Congress created the PPP in March 2020 as part of the Coronavirus Aid, Relief, and Economic Security Act to provide emergency relief to small businesses experiencing economic hardship caused by the COVID-19 pandemic. Although many small businesses were eligible for these loans, some were not, including those primarily engaged in political or lobbying activities.
In April 2020, Political Solutions, a lobbying firm, applied for and received a PPP loan for $216,000. Political Solutions applied for and received forgiveness of the loan from the U.S. Small Business Administration (SBA) in January 2021. This settlement resolves allegations that Political Solutions knowingly made false statements in certifying the business’s eligibility for a PPP loan. As part of the settlement, Political Solutions agreed to pay $456,924 in damages under the FCA and $100,000 in civil penalties under FIRREA.

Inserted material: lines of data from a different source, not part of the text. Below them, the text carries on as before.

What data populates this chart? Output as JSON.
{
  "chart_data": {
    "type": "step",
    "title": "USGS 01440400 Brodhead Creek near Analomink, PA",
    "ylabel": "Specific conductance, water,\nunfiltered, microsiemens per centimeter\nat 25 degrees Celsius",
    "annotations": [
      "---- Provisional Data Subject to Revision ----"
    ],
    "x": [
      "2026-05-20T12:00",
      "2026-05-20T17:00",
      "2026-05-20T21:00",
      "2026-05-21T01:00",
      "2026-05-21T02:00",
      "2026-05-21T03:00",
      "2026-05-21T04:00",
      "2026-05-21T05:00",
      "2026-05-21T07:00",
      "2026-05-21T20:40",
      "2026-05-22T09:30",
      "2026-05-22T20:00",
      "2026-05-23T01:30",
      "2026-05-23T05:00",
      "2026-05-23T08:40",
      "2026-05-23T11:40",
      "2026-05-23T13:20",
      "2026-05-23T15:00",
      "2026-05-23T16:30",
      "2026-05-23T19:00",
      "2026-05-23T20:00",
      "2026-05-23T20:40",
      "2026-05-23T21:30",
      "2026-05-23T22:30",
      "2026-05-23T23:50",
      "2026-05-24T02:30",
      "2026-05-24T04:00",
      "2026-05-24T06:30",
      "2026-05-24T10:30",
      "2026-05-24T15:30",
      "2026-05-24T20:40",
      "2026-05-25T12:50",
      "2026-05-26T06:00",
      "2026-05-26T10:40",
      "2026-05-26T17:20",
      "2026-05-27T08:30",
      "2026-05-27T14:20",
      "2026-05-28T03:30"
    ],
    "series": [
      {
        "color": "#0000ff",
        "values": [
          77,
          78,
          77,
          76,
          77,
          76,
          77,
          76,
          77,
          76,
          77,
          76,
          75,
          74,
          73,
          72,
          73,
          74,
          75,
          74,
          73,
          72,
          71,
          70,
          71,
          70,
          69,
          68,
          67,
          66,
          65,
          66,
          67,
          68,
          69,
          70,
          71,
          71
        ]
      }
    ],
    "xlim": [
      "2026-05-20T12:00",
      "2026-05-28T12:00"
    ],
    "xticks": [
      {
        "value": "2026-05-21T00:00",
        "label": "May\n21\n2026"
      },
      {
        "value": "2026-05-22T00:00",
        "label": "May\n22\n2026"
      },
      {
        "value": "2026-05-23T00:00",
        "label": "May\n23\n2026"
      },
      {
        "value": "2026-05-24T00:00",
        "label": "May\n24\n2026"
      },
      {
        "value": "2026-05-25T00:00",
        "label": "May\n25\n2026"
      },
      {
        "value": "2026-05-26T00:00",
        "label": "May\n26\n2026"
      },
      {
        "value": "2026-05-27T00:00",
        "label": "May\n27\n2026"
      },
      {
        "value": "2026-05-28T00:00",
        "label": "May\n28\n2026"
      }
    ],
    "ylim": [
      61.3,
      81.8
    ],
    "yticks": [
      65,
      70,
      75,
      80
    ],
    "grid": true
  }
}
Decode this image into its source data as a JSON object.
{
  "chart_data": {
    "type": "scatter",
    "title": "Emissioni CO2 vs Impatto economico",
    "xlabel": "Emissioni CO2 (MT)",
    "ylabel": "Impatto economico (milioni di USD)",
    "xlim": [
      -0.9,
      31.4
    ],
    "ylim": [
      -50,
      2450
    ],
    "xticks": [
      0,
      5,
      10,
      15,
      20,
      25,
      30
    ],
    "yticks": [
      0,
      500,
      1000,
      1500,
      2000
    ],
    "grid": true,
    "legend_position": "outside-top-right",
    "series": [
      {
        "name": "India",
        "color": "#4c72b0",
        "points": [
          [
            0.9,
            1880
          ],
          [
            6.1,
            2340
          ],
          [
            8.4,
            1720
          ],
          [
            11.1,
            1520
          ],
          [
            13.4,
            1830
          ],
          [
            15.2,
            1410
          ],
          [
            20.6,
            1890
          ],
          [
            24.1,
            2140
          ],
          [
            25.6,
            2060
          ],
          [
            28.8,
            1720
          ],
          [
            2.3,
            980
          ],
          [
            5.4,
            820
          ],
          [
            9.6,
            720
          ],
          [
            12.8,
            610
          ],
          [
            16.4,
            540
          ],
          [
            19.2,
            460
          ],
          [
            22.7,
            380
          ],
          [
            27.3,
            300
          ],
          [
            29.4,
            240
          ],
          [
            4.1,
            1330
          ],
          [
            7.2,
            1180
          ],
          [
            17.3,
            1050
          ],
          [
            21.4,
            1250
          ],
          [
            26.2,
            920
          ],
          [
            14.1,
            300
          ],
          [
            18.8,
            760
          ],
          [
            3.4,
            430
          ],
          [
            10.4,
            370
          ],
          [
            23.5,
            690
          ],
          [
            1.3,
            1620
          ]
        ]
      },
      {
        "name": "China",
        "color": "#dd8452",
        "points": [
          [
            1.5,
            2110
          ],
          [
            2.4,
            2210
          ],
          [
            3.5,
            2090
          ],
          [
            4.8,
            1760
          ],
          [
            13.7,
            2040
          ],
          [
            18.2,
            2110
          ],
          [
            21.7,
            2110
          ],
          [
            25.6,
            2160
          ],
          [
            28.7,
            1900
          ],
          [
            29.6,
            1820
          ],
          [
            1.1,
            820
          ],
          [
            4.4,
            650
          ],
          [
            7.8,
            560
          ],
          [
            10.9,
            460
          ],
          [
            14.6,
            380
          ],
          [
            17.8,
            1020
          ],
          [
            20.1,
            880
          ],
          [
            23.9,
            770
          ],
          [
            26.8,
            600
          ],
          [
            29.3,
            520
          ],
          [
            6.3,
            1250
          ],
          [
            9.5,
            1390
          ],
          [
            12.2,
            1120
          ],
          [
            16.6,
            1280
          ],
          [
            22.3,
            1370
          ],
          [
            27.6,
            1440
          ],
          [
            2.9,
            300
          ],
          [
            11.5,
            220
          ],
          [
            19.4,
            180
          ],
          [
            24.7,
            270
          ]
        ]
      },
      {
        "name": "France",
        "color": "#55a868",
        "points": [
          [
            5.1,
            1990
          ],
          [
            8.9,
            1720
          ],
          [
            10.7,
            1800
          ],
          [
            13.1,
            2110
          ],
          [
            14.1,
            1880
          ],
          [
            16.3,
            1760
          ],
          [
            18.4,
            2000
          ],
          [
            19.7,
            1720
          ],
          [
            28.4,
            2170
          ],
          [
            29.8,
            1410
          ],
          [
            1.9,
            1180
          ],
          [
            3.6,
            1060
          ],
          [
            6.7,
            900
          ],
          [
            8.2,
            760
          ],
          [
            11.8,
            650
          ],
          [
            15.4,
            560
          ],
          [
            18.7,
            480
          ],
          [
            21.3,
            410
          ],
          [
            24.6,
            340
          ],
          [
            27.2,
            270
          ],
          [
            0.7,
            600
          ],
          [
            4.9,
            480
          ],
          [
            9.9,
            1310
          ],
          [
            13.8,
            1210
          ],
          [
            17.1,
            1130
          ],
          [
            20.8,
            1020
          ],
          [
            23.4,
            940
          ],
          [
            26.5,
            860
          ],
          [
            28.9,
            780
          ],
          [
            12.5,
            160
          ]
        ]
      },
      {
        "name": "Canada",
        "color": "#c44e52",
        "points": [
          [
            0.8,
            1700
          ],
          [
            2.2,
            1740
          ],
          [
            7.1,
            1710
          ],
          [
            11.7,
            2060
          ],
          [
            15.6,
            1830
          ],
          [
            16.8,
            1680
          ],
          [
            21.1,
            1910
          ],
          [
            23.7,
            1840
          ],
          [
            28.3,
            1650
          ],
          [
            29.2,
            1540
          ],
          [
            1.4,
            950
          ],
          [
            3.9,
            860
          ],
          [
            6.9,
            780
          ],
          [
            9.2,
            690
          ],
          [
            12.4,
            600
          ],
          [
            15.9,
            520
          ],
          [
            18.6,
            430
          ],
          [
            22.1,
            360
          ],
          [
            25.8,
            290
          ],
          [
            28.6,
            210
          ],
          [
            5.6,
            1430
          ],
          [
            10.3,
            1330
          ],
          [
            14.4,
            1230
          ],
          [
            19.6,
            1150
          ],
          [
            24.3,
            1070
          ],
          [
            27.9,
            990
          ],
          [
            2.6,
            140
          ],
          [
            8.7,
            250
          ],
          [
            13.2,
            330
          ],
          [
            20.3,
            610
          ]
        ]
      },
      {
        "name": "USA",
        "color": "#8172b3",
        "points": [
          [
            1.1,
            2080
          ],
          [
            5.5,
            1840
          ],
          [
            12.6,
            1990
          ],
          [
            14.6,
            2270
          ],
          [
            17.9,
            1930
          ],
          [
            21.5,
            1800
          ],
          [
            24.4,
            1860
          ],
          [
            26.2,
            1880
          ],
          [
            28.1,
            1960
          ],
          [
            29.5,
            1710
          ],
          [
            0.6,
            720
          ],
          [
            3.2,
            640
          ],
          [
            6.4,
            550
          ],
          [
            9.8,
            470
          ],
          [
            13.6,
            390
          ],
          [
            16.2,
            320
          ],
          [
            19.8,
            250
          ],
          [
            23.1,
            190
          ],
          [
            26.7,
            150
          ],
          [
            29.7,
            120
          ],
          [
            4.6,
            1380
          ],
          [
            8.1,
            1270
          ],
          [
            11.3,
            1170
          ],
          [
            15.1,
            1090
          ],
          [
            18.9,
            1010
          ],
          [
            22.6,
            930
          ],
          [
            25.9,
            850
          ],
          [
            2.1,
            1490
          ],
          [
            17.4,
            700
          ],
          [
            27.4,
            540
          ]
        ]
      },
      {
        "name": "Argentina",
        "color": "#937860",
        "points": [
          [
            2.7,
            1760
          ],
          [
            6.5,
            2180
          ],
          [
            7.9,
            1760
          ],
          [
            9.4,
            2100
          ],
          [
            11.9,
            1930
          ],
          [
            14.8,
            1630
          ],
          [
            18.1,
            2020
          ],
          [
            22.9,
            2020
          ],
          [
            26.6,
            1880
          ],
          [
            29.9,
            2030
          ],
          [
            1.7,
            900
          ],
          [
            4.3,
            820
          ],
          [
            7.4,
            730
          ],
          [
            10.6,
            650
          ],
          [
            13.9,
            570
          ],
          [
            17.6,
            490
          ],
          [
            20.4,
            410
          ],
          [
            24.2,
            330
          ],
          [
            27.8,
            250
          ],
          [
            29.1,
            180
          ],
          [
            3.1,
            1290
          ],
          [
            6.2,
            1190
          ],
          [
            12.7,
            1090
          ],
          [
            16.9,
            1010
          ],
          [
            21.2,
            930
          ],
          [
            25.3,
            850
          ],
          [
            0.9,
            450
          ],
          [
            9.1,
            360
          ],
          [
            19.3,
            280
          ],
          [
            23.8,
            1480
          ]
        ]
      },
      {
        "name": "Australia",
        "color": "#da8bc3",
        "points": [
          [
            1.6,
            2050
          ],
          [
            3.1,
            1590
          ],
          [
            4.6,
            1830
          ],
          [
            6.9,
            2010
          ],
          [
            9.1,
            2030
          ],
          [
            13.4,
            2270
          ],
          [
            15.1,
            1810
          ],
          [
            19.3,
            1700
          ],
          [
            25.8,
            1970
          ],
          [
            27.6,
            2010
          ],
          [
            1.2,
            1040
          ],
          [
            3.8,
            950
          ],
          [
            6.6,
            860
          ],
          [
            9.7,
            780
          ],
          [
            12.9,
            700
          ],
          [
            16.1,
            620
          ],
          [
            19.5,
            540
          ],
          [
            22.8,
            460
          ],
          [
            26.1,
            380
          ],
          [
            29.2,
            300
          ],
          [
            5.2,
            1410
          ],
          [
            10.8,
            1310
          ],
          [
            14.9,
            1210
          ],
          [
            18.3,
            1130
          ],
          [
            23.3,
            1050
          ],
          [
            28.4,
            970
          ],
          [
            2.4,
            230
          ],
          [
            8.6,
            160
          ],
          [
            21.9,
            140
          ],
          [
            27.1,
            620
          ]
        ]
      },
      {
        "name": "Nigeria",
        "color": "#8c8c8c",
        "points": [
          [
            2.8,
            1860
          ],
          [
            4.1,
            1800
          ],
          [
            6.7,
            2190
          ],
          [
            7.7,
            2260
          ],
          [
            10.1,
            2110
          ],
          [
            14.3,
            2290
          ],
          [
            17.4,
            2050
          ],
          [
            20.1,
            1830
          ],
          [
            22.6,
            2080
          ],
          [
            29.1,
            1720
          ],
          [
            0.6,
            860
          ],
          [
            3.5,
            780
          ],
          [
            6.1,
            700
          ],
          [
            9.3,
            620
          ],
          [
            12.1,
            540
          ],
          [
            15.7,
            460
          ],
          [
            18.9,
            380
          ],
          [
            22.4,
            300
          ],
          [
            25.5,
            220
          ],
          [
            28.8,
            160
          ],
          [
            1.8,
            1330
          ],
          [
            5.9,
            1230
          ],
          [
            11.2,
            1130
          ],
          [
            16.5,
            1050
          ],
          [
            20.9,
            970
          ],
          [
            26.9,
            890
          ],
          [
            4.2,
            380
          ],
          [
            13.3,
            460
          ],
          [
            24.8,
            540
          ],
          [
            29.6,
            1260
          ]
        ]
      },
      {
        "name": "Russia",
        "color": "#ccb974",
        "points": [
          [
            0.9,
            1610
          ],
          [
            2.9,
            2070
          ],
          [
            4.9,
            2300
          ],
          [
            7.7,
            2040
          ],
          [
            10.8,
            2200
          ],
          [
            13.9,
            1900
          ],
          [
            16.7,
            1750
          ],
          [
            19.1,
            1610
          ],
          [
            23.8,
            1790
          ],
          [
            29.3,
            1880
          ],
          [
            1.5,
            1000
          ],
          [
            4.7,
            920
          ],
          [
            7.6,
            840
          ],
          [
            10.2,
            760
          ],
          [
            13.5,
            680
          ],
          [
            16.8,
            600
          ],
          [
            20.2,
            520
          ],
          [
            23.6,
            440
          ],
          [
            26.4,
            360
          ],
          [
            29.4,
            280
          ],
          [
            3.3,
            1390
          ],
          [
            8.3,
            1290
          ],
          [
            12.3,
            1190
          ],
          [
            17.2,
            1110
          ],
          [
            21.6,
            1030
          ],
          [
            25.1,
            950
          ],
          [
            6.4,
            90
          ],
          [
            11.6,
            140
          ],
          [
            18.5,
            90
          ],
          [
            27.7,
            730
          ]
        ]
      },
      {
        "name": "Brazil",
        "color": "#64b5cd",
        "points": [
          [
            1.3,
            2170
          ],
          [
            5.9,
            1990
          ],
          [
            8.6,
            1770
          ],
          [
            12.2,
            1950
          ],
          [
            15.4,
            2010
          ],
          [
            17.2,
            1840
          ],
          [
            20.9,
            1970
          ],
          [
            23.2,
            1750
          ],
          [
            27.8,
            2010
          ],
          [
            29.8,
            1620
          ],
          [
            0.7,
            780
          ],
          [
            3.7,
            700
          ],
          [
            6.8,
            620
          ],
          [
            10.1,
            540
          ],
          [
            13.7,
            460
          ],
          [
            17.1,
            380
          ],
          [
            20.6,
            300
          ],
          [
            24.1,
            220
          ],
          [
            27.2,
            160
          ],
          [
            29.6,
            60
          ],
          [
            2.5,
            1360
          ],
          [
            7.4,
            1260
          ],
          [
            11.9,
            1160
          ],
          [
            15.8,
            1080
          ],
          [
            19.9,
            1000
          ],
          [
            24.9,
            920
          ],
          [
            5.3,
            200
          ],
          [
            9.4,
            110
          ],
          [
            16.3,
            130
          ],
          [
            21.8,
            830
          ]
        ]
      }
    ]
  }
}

“The Paycheck Protection Program was a vital resource for struggling small businesses during the COVID-19 pandemic,” said Acting U.S. Attorney Sanchez. “This Office will continue to investigate businesses who took advantage of these funds at the expense of the public.”
SBA General Counsel Wendell Davis stated, “The favorable settlement in this case is the product of enhanced efforts by federal agencies, such as the Small Business Administration working in conjunction with the U.S. Attorney’s Office, to pursue a fair recovery of pandemic relief funds.”
This matter was handled by Assistant U.S. Attorney Robert A. Fuentes.
The claims resolved by this settlement are allegations only, and there has been no determination of liability.